Please do not use PVC as RF insulation or support pieces.
It is lossy to extremely lossy at RF.

Plasticized PVC ain't stellar but not horrid.

http://g3ynh.info/zdocs/comps/part_6.html

Or do they add a lot of vispipuuro into the mix in Finland?

--
Regards, Joerg

http://www.analogconsultants.com/

 

On Friday, March 24, 2017 at 4:42:21 PM UTC-4, dagmarg...@yahoo.com wrote:

On Friday, March 24, 2017 at 2:08:33 PM UTC-4, amdx wrote:
On 3/24/2017 11:40 AM, dagmargoodboat@yahoo.com wrote:
On Friday, March 24, 2017 at 10:13:18 AM UTC-4, amdx wrote:
On 3/24/2017 8:44 AM, amdx wrote:
On 3/23/2017 11:58 PM, amdx wrote:
On 3/23/2017 6:48 PM, dagmargoodboat@yahoo.com wrote:
On Thursday, March 23, 2017 at 2:52:11 PM UTC-4, amdx wrote:

OK, The circuit is built, I haven't tested it.
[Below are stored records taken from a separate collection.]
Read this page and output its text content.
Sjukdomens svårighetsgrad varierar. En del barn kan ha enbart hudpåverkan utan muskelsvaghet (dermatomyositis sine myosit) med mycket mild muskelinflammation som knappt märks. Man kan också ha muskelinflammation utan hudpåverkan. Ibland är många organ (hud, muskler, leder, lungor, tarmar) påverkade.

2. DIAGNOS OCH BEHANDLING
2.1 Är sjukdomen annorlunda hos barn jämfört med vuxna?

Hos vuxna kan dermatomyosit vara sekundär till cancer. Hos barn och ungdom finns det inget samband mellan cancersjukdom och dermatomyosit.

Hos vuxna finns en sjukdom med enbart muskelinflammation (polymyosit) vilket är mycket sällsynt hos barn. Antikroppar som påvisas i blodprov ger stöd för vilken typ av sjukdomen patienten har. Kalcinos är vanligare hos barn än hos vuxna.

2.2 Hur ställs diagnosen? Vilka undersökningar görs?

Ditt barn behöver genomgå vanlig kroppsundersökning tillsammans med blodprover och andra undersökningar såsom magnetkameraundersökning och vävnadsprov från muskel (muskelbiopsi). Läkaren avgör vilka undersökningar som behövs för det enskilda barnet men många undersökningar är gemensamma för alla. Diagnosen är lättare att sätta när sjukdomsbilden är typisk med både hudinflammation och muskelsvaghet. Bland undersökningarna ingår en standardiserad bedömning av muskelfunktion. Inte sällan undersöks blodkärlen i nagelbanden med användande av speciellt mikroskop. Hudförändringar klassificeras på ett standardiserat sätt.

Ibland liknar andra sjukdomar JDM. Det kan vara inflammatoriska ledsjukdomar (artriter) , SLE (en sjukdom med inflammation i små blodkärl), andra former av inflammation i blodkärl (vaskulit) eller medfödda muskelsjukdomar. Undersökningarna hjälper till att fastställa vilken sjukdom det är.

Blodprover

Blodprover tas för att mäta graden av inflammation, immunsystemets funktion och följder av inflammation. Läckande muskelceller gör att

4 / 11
I'm testing just the
circuit just the circuit posted.
I want to know how to drive the input.
Say I connect a 9 inch piece of RG58, that's 19pf, is that to much?
I want to drive it with a 50 ohm sig/gen.
Can I terminate the RG58 with 50 ohms or do I need to feed the RG58
with
a high impedance? Maybe a series 1Mohm.
I don't see how to separate the sig/gen cable from the input cable.
May I just need to connect it to the LC and see what I get.
Thank, Mikek


How about one step at a time? First, calibrate your input cap:

C1
.---. 0.3pF
| ~ |--------||----+----> A
'---' |
10V --- C2
--- 100pF
|
==
Measure V(A), calculate (don't forget to add your measuring instrument's
c.in to C2).


Easier said than done.
I have a pretty good capacitance tester. I made a .3pf cap :-/
and used an 82pf cap plus the probe, together they measured 106.7pf.
I applied 16Vpp and measured 0.06Vpp at A.
16 / 0.06 = 266.6 The voltage ratio is 266.6.
106.7 / 266.6 = 0.4
That makes my cap look like 0.4pf

Yes.

I measured the capacitance of a 6" x 8" piece (48sq in) of the PCB I
make my caps from, it measured 990 pf. 990 / 48 = 20.63pf per sq in.
My cap is 1/8" diameter or 0.01227 sq in.
So, 1sq in / 0.01227 sq in = 81.53
20.62pf/sq in / 81.53 = 0.253pf per 1/8" dia.
So fringing and lead to lead capacitance, I'm in the ballpark, just not
sure what field.
If you have any suggestions, I'm willing.
Way past my bedtime, good night.
Mikek

You're close enough for our purposes. The first measurement may be being
affected by stray capacitances, dunno. In the end all we'll care about
(when you use this thing) is getting 100mV out for 100mV in.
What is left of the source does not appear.